Rushdie sangat dikenal lewat bukunya yang berjudul 'The Satanic Verses', yang telah dilarang di Iran sejak 1988 karena banyak Muslim menganggapnya sebagai penghujatan.

WowKeren - Penulis kontroversial Salman Rushdie ditikam pada Jumat (12/8) di New York di bagian leher dan perut. Aksi itu dilakukan oleh seorang pria yang bergegas ke panggung saat penulis tersebut akan memberikan ceramah di barat New York.

Dia segera dilarikan ke rumah sakit dan saat ini sedang menjalani perawatan dengan menggunakan ventilator, sebagaimana dilansir The Guardian. Juru bicaranya, Andrew Wylie, mengatakan bahwa Rushdie menggunakan ventilator dan menderita luka yang sangat signifikan.

Rushdie sendiri pernah mendapat ancaman pembunuhan dari Iran pada tahun 1980-an. "Ini bukan berita baik. Salman kemungkinan akan kehilangan satu mata, saraf di lengannya terputus, dan hatinya ditusuk dan rusak," katanya.

Pihak berwenang mengidentifikasi pria yang diduga menikam Rushdie adalah Hadi Matar, 24 tahun, dari Fairview, New Jersey. Seorang reporter Associated Press melihat seorang pria menyerbu panggung di Chautauqua Institution dan mulai menyerang Rushdie saat dia diperkenalkan. Rushdie pun jatuh ke lantai dan pria itu diamankan.


Polisi menuturkan jika pewawancara Rushdie juga diserang dan mengalami cedera kepala ringan. Insiden itu terjadi sesaat sebelum pukul 11:00 di Chautauqua Institution dekat Erie di negara bagian New York barat dekat Danau Erie, sekitar 400 mil barat laut New York City. Rushdie yang telah menulis 14 novel diundang untuk berbicara mengenai pentingnya AS menawarkan suaka bagi penulis dan seniman lain di pengasingan.

"Kami melihat pria itu berlari beberapa langkah melintasi panggung dan ada kengerian," kata Paula Voell, seorang pensiunan jurnalis. "Seluruh penonton bereaksi, dan mungkin 15 penonton berlomba ke atas panggung untuk mencoba memperhatikannya, atau begitulah tampaknya."

Rushdie sangat dikenal lewat bukunya yang berjudul "The Satanic Verses", yang telah dilarang di Iran sejak 1988 karena banyak Muslim menganggapnya sebagai penghujatan.
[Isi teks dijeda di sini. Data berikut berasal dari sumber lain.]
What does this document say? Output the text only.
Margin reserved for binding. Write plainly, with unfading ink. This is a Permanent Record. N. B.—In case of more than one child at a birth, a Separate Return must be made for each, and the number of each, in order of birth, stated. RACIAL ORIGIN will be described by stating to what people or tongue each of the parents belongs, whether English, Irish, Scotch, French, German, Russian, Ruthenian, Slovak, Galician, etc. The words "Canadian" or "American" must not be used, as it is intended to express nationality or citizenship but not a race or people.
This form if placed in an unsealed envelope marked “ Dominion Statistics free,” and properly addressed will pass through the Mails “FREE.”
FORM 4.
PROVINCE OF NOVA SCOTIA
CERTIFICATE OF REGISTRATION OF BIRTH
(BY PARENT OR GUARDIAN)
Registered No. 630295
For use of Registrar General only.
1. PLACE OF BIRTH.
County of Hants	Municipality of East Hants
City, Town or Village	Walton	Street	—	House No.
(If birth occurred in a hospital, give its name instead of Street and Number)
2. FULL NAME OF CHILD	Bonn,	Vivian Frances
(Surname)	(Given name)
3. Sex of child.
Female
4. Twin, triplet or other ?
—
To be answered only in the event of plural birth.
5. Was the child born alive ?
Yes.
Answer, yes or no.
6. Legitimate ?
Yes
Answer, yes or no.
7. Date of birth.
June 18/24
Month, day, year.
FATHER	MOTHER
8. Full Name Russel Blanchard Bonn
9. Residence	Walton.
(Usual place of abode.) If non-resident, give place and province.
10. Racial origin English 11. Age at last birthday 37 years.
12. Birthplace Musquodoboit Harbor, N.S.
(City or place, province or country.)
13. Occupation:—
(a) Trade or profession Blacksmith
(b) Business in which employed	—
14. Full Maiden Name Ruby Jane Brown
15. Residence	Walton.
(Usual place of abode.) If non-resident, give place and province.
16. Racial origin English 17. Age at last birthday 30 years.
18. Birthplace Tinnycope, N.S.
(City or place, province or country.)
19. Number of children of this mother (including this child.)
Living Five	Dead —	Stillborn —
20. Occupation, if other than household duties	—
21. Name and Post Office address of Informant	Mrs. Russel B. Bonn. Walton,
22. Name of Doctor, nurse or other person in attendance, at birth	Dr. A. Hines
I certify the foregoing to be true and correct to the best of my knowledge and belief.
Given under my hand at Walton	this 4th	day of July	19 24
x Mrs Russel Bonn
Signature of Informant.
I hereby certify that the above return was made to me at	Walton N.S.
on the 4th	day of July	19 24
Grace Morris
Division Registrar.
Setahun kemudian, mendiang pemimpin Iran Ayatollah Ruhollah Khomeini mengeluarkan fatwa atau dekret, yang menyerukan kematian Rushdie.

Meski pemerintah Iran sudah lama menjauhkan diri dari keputusan itu, namun sentimen anti-Rushdie masih tetap ada. Rushdie bersembunyi selama bertahun-tahun di London di bawah program perlindungan pemerintah Inggris setelah Khomeini mengeluarkan fatwa yang menyerukan eksekusi atas Ayat-Ayat Setan.